Sirius rió con sarcasmo. – Ni ganas tampoco. Pero creo…que tú…sabes a lo que me refiero.
Severus suspiró cansadamente y echo la cabeza hacia atrás. – Tu, y tu estúpida manía Gryffindor de querer arreglarle la vida a la gente, arregla la tuya que ya tienes suficiente faena.
-Sabes que tengo razón. – Gruñó quitándole esta vez su petaca y dando otro trago. – Aunque te fastidie admitirlo también te sientes solo.
-Si, pero yo no intento cambiar lo que no tiene remedio. Además ya me he acostumbrado a la soledad, no sé si sabría vivir de otra manera.
-Derrotista. – Gruñó el animago.
-Ella se irá canuto, eso no es ser derrotista, es ser REALISTA. – Replicó enfadado.
-Eso depende de ti. – Espetó recuperando algo de lucidez. Snape lo miró interrogante. – De que le des buenos motivos para quedarse.
-Eso es una estupidez, ella es lo que es.
-Ella es lo que es, AHORA. – Bufo de nuevo. – No has pensado en lo triste de su existencia, ¡joder! Vivir eternamente, sola. Sin saber lo que es reír, soñar, ilusionarse, enfadarse…amar. Harry me ha contado que Ginny cree que no quiere volver a ser un unicornio.
-Se han hecho muy amigas las tres. – Rezongó con desgana.
-Si, pero lo importante es que ella es, siente, y desea vivir como humana. – El gesto de Snape se tornó hermético de nuevo.
Snape suspiró frustrado. – Pero sigue sin ser humana, no sabe nada de la vida, es como una niña.
Sirius silbó. – Tal vez lo fuera el primer día. – Snape lo miró con el ceño fruncido. –Por lo que me ha contado Harrry su mente madura a una velocidad asombrosa, es como una esponja que absorbe todo el conocimiento que le echan.
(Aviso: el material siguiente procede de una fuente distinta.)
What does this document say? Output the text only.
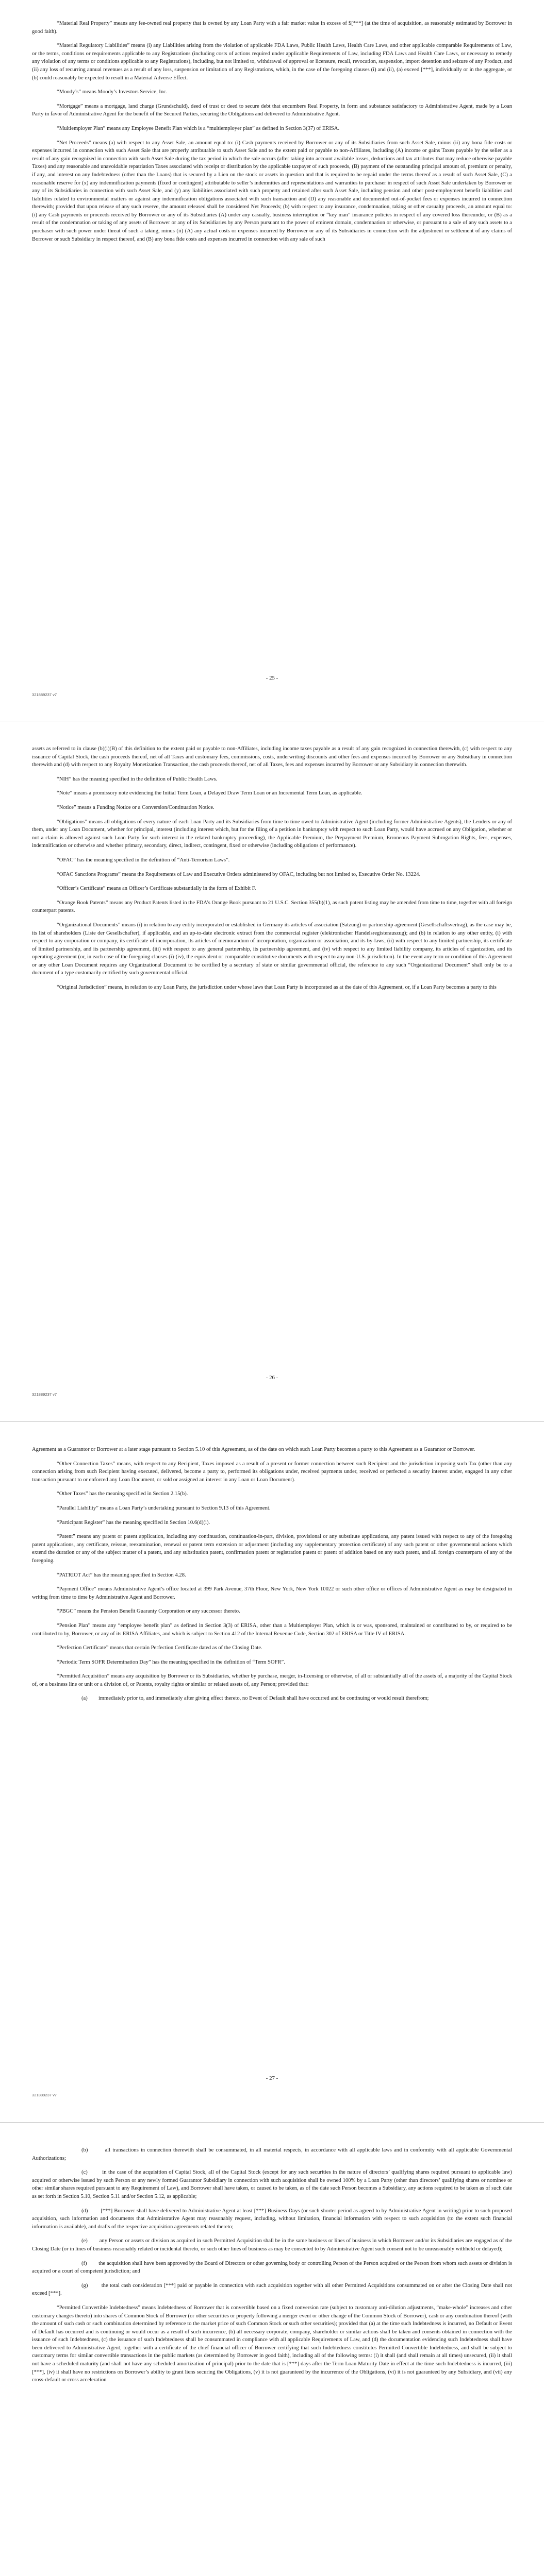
“Material Real Property” means any fee-owned real property that is owned by any Loan Party with a fair market value in excess of $[***] (at the time of acquisition, as reasonably estimated by Borrower in good faith).

“Material Regulatory Liabilities” means (i) any Liabilities arising from the violation of applicable FDA Laws, Public Health Laws, Health Care Laws, and other applicable comparable Requirements of Law, or the terms, conditions or requirements applicable to any Registrations (including costs of actions required under applicable Requirements of Law, including FDA Laws and Health Care Laws, or necessary to remedy any violation of any terms or conditions applicable to any Registrations), including, but not limited to, withdrawal of approval or licensure, recall, revocation, suspension, import detention and seizure of any Product, and (ii) any loss of recurring annual revenues as a result of any loss, suspension or limitation of any Registrations, which, in the case of the foregoing clauses (i) and (ii), (a) exceed [***], individually or in the aggregate, or (b) could reasonably be expected to result in a Material Adverse Effect.

“Moody’s” means Moody’s Investors Service, Inc.

“Mortgage” means a mortgage, land charge (Grundschuld), deed of trust or deed to secure debt that encumbers Real Property, in form and substance satisfactory to Administrative Agent, made by a Loan Party in favor of Administrative Agent for the benefit of the Secured Parties, securing the Obligations and delivered to Administrative Agent.

“Multiemployer Plan” means any Employee Benefit Plan which is a “multiemployer plan” as defined in Section 3(37) of ERISA.

“Net Proceeds” means (a) with respect to any Asset Sale, an amount equal to: (i) Cash payments received by Borrower or any of its Subsidiaries from such Asset Sale, minus (ii) any bona fide costs or expenses incurred in connection with such Asset Sale that are properly attributable to such Asset Sale and to the extent paid or payable to non-Affiliates, including (A) income or gains Taxes payable by the seller as a result of any gain recognized in connection with such Asset Sale during the tax period in which the sale occurs (after taking into account available losses, deductions and tax attributes that may reduce otherwise payable Taxes) and any reasonable and unavoidable repatriation Taxes associated with receipt or distribution by the applicable taxpayer of such proceeds, (B) payment of the outstanding principal amount of, premium or penalty, if any, and interest on any Indebtedness (other than the Loans) that is secured by a Lien on the stock or assets in question and that is required to be repaid under the terms thereof as a result of such Asset Sale, (C) a reasonable reserve for (x) any indemnification payments (fixed or contingent) attributable to seller’s indemnities and representations and warranties to purchaser in respect of such Asset Sale undertaken by Borrower or any of its Subsidiaries in connection with such Asset Sale, and (y) any liabilities associated with such property and retained after such Asset Sale, including pension and other post-employment benefit liabilities and liabilities related to environmental matters or against any indemnification obligations associated with such transaction and (D) any reasonable and documented out-of-pocket fees or expenses incurred in connection therewith; provided that upon release of any such reserve, the amount released shall be considered Net Proceeds; (b) with respect to any insurance, condemnation, taking or other casualty proceeds, an amount equal to: (i) any Cash payments or proceeds received by Borrower or any of its Subsidiaries (A) under any casualty, business interruption or “key man” insurance policies in respect of any covered loss thereunder, or (B) as a result of the condemnation or taking of any assets of Borrower or any of its Subsidiaries by any Person pursuant to the power of eminent domain, condemnation or otherwise, or pursuant to a sale of any such assets to a purchaser with such power under threat of such a taking, minus (ii) (A) any actual costs or expenses incurred by Borrower or any of its Subsidiaries in connection with the adjustment or settlement of any claims of Borrower or such Subsidiary in respect thereof, and (B) any bona fide costs and expenses incurred in connection with any sale of such

- 25 -
321889237 v7

assets as referred to in clause (b)(i)(B) of this definition to the extent paid or payable to non-Affiliates, including income taxes payable as a result of any gain recognized in connection therewith, (c) with respect to any issuance of Capital Stock, the cash proceeds thereof, net of all Taxes and customary fees, commissions, costs, underwriting discounts and other fees and expenses incurred by Borrower or any Subsidiary in connection therewith and (d) with respect to any Royalty Monetization Transaction, the cash proceeds thereof, net of all Taxes, fees and expenses incurred by Borrower or any Subsidiary in connection therewith.

“NIH” has the meaning specified in the definition of Public Health Laws.

“Note” means a promissory note evidencing the Initial Term Loan, a Delayed Draw Term Loan or an Incremental Term Loan, as applicable.

“Notice” means a Funding Notice or a Conversion/Continuation Notice.

“Obligations” means all obligations of every nature of each Loan Party and its Subsidiaries from time to time owed to Administrative Agent (including former Administrative Agents), the Lenders or any of them, under any Loan Document, whether for principal, interest (including interest which, but for the filing of a petition in bankruptcy with respect to such Loan Party, would have accrued on any Obligation, whether or not a claim is allowed against such Loan Party for such interest in the related bankruptcy proceeding), the Applicable Premium, the Prepayment Premium, Erroneous Payment Subrogation Rights, fees, expenses, indemnification or otherwise and whether primary, secondary, direct, indirect, contingent, fixed or otherwise (including obligations of performance).

“OFAC” has the meaning specified in the definition of “Anti-Terrorism Laws”.

“OFAC Sanctions Programs” means the Requirements of Law and Executive Orders administered by OFAC, including but not limited to, Executive Order No. 13224.

“Officer’s Certificate” means an Officer’s Certificate substantially in the form of Exhibit F.

“Orange Book Patents” means any Product Patents listed in the FDA’s Orange Book pursuant to 21 U.S.C. Section 355(b)(1), as such patent listing may be amended from time to time, together with all foreign counterpart patents.

“Organizational Documents” means (i) in relation to any entity incorporated or established in Germany its articles of association (Satzung) or partnership agreement (Gesellschaftsvertrag), as the case may be, its list of shareholders (Liste der Gesellschafter), if applicable, and an up-to-date electronic extract from the commercial register (elektronischer Handelsregisterauszug); and (b) in relation to any other entity, (i) with respect to any corporation or company, its certificate of incorporation, its articles of memorandum of incorporation, organization or association, and its by-laws, (ii) with respect to any limited partnership, its certificate of limited partnership, and its partnership agreement, (iii) with respect to any general partnership, its partnership agreement, and (iv) with respect to any limited liability company, its articles of organization, and its operating agreement (or, in each case of the foregoing clauses (i)-(iv), the equivalent or comparable constitutive documents with respect to any non-U.S. jurisdiction). In the event any term or condition of this Agreement or any other Loan Document requires any Organizational Document to be certified by a secretary of state or similar governmental official, the reference to any such “Organizational Document” shall only be to a document of a type customarily certified by such governmental official.

“Original Jurisdiction” means, in relation to any Loan Party, the jurisdiction under whose laws that Loan Party is incorporated as at the date of this Agreement, or, if a Loan Party becomes a party to this

- 26 -
321889237 v7

Agreement as a Guarantor or Borrower at a later stage pursuant to Section 5.10 of this Agreement, as of the date on which such Loan Party becomes a party to this Agreement as a Guarantor or Borrower.

“Other Connection Taxes” means, with respect to any Recipient, Taxes imposed as a result of a present or former connection between such Recipient and the jurisdiction imposing such Tax (other than any connection arising from such Recipient having executed, delivered, become a party to, performed its obligations under, received payments under, received or perfected a security interest under, engaged in any other transaction pursuant to or enforced any Loan Document, or sold or assigned an interest in any Loan or Loan Document).

“Other Taxes” has the meaning specified in Section 2.15(b).

“Parallel Liability” means a Loan Party’s undertaking pursuant to Section 9.13 of this Agreement.

“Participant Register” has the meaning specified in Section 10.6(d)(i).

“Patent” means any patent or patent application, including any continuation, continuation-in-part, division, provisional or any substitute applications, any patent issued with respect to any of the foregoing patent applications, any certificate, reissue, reexamination, renewal or patent term extension or adjustment (including any supplementary protection certificate) of any such patent or other governmental actions which extend the duration or any of the subject matter of a patent, and any substitution patent, confirmation patent or registration patent or patent of addition based on any such patent, and all foreign counterparts of any of the foregoing.

“PATRIOT Act” has the meaning specified in Section 4.28.

“Payment Office” means Administrative Agent’s office located at 399 Park Avenue, 37th Floor, New York, New York 10022 or such other office or offices of Administrative Agent as may be designated in writing from time to time by Administrative Agent and Borrower.

“PBGC” means the Pension Benefit Guaranty Corporation or any successor thereto.

“Pension Plan” means any “employee benefit plan” as defined in Section 3(3) of ERISA, other than a Multiemployer Plan, which is or was, sponsored, maintained or contributed to by, or required to be contributed to by, Borrower, or any of its ERISA Affiliates, and which is subject to Section 412 of the Internal Revenue Code, Section 302 of ERISA or Title IV of ERISA.

“Perfection Certificate” means that certain Perfection Certificate dated as of the Closing Date.

“Periodic Term SOFR Determination Day” has the meaning specified in the definition of “Term SOFR”.

“Permitted Acquisition” means any acquisition by Borrower or its Subsidiaries, whether by purchase, merger, in-licensing or otherwise, of all or substantially all of the assets of, a majority of the Capital Stock of, or a business line or unit or a division of, or Patents, royalty rights or similar or related assets of, any Person; provided that:

(a)        immediately prior to, and immediately after giving effect thereto, no Event of Default shall have occurred and be continuing or would result therefrom;

- 27 -
321889237 v7

(b)        all transactions in connection therewith shall be consummated, in all material respects, in accordance with all applicable laws and in conformity with all applicable Governmental Authorizations;

(c)        in the case of the acquisition of Capital Stock, all of the Capital Stock (except for any such securities in the nature of directors’ qualifying shares required pursuant to applicable law) acquired or otherwise issued by such Person or any newly formed Guarantor Subsidiary in connection with such acquisition shall be owned 100% by a Loan Party (other than directors’ qualifying shares or nominee or other similar shares required pursuant to any Requirement of Law), and Borrower shall have taken, or caused to be taken, as of the date such Person becomes a Subsidiary, any actions required to be taken as of such date as set forth in Section 5.10, Section 5.11 and/or Section 5.12, as applicable;

(d)        [***] Borrower shall have delivered to Administrative Agent at least [***] Business Days (or such shorter period as agreed to by Administrative Agent in writing) prior to such proposed acquisition, such information and documents that Administrative Agent may reasonably request, including, without limitation, financial information with respect to such acquisition (to the extent such financial information is available), and drafts of the respective acquisition agreements related thereto;

(e)        any Person or assets or division as acquired in such Permitted Acquisition shall be in the same business or lines of business in which Borrower and/or its Subsidiaries are engaged as of the Closing Date (or in lines of business reasonably related or incidental thereto, or such other lines of business as may be consented to by Administrative Agent such consent not to be unreasonably withheld or delayed);

(f)        the acquisition shall have been approved by the Board of Directors or other governing body or controlling Person of the Person acquired or the Person from whom such assets or division is acquired or a court of competent jurisdiction; and

(g)        the total cash consideration [***] paid or payable in connection with such acquisition together with all other Permitted Acquisitions consummated on or after the Closing Date shall not exceed [***].

“Permitted Convertible Indebtedness” means Indebtedness of Borrower that is convertible based on a fixed conversion rate (subject to customary anti-dilution adjustments, “make-whole” increases and other customary changes thereto) into shares of Common Stock of Borrower (or other securities or property following a merger event or other change of the Common Stock of Borrower), cash or any combination thereof (with the amount of such cash or such combination determined by reference to the market price of such Common Stock or such other securities); provided that (a) at the time such Indebtedness is incurred, no Default or Event of Default has occurred and is continuing or would occur as a result of such incurrence, (b) all necessary corporate, company, shareholder or similar actions shall be taken and consents obtained in connection with the issuance of such Indebtedness, (c) the issuance of such Indebtedness shall be consummated in compliance with all applicable Requirements of Law, and (d) the documentation evidencing such Indebtedness shall have been delivered to Administrative Agent, together with a certificate of the chief financial officer of Borrower certifying that such Indebtedness constitutes Permitted Convertible Indebtedness, and shall be subject to customary terms for similar convertible transactions in the public markets (as determined by Borrower in good faith), including all of the following terms: (i) it shall (and shall remain at all times) unsecured, (ii) it shall not have a scheduled maturity (and shall not have any scheduled amortization of principal) prior to the date that is [***] days after the Term Loan Maturity Date in effect at the time such Indebtedness is incurred, (iii) [***], (iv) it shall have no restrictions on Borrower’s ability to grant liens securing the Obligations, (v) it is not guaranteed by the incurrence of the Obligations, (vi) it is not guaranteed by any Subsidiary, and (vii) any cross-default or cross acceleration
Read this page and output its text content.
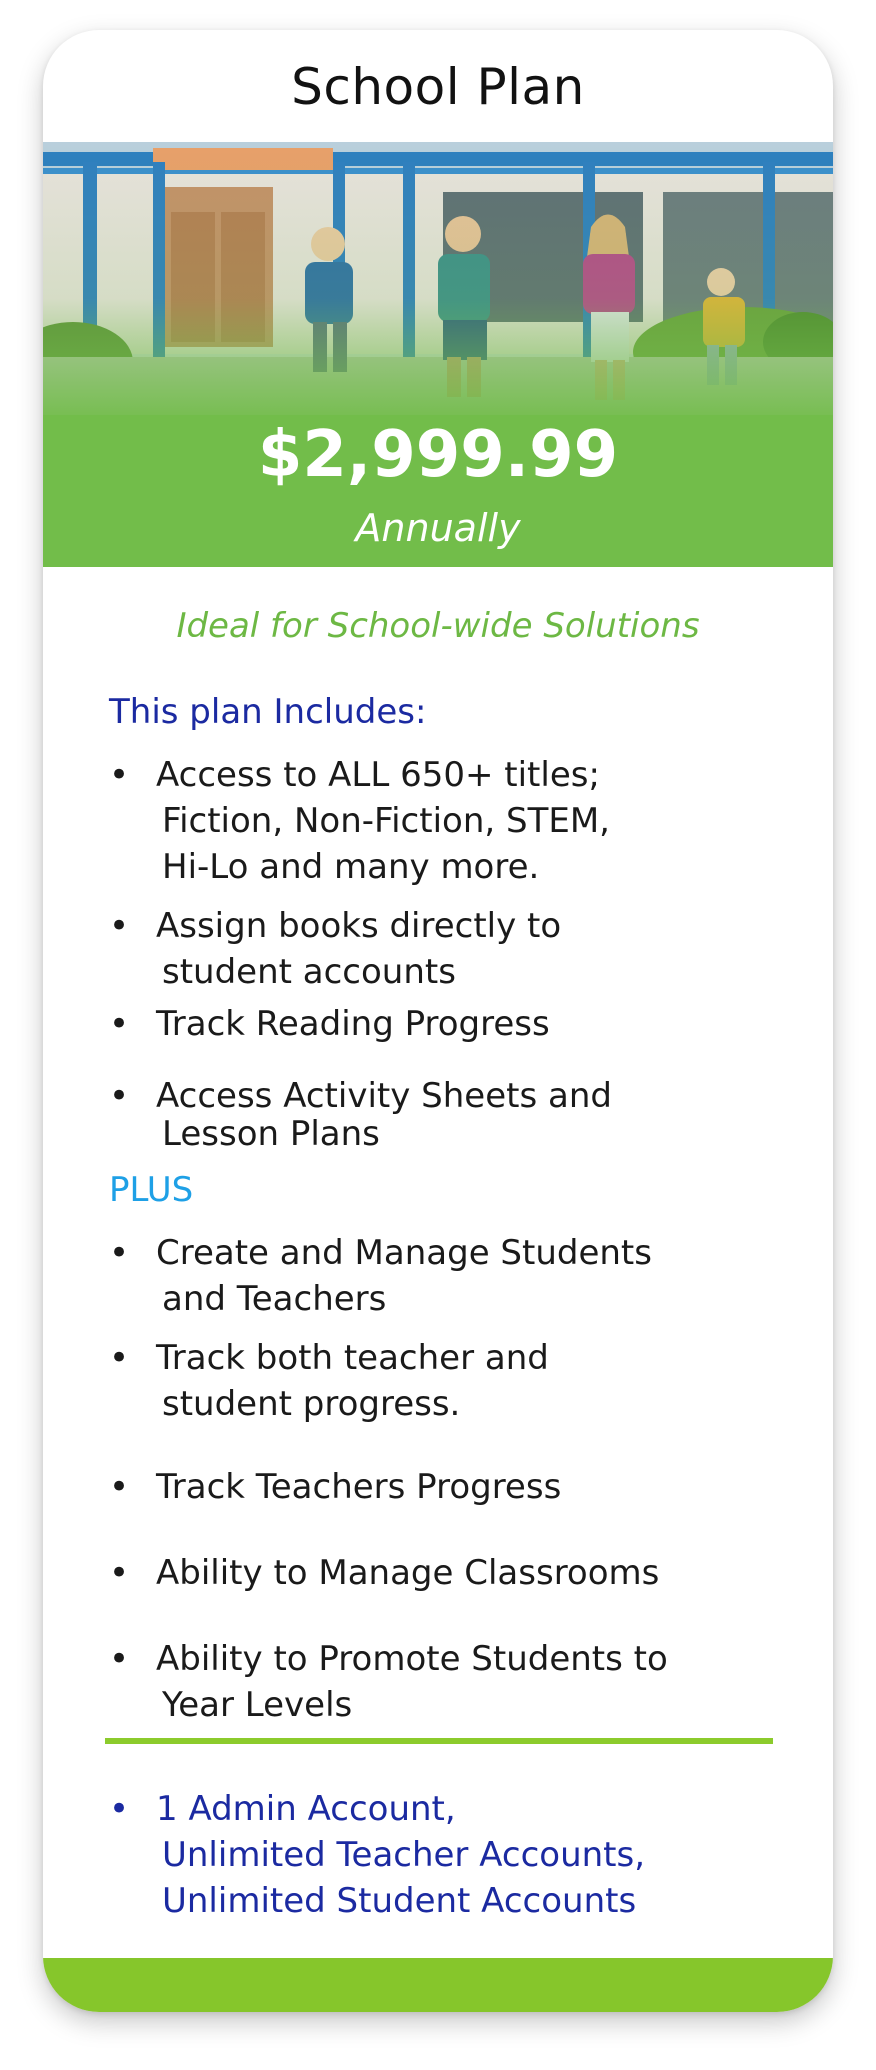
School Plan
$2,999.99
Annually
Ideal for School-wide Solutions
This plan Includes:
• Access to ALL 650+ titles;
Fiction, Non-Fiction, STEM,
Hi-Lo and many more.
• Assign books directly to
student accounts
• Track Reading Progress
• Access Activity Sheets and
Lesson Plans
PLUS
• Create and Manage Students
and Teachers
• Track both teacher and
student progress.
• Track Teachers Progress
• Ability to Manage Classrooms
• Ability to Promote Students to
Year Levels
• 1 Admin Account,
Unlimited Teacher Accounts,
Unlimited Student Accounts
Y créeme…tiene MUYY buenas maestras.
-Ya estoy enterado de sus "charlas de mujeres" – Murmuró con desgana.
-Pero seguro no de todos, los "Detalles" – Canturreó cruzando despreocupadamente las manos tras la nuca y echando la cabeza hacia atrás.
-¿Detalles? – Espetó el profesor de pociones, alzando las cejas y dejando caer la mandíbula de golpe, no quería imaginarse a qué clase de detalles se refería, tratándose de una pandilla de adolescentes hiperhormonadas.
Sirius silbó, tratando de poner nervioso a su antiguo enemigo. – Ya sabes, Ginny le cuenta todo a Harry, y él se lo cuenta todo a su querido padrino. – Black rió entre dientes, Severus tragó saliva. – Y créeme, tiene muuuchaaaa curiosidad por las cosas de la vida.
Snape solo alzó las cejas en una mueca de interés. – Creo que ya has bebido, suficiente Black.
-Y yo creo que tú necesitas un buen polvo. – La mandíbula de Snape se tensó, mientras el otro solo ponía una sonrisa tonta y jugueteaba con la petaca. – Los dos necesitáis un buen polvo. Créeme, tus alumnos lo agradecerán.
-Canuto, estas muy borracho. – Bufó el profesor de pociones, tratando de mantener la calma.
-No que va, si solo he empezado. – Hipo el otro.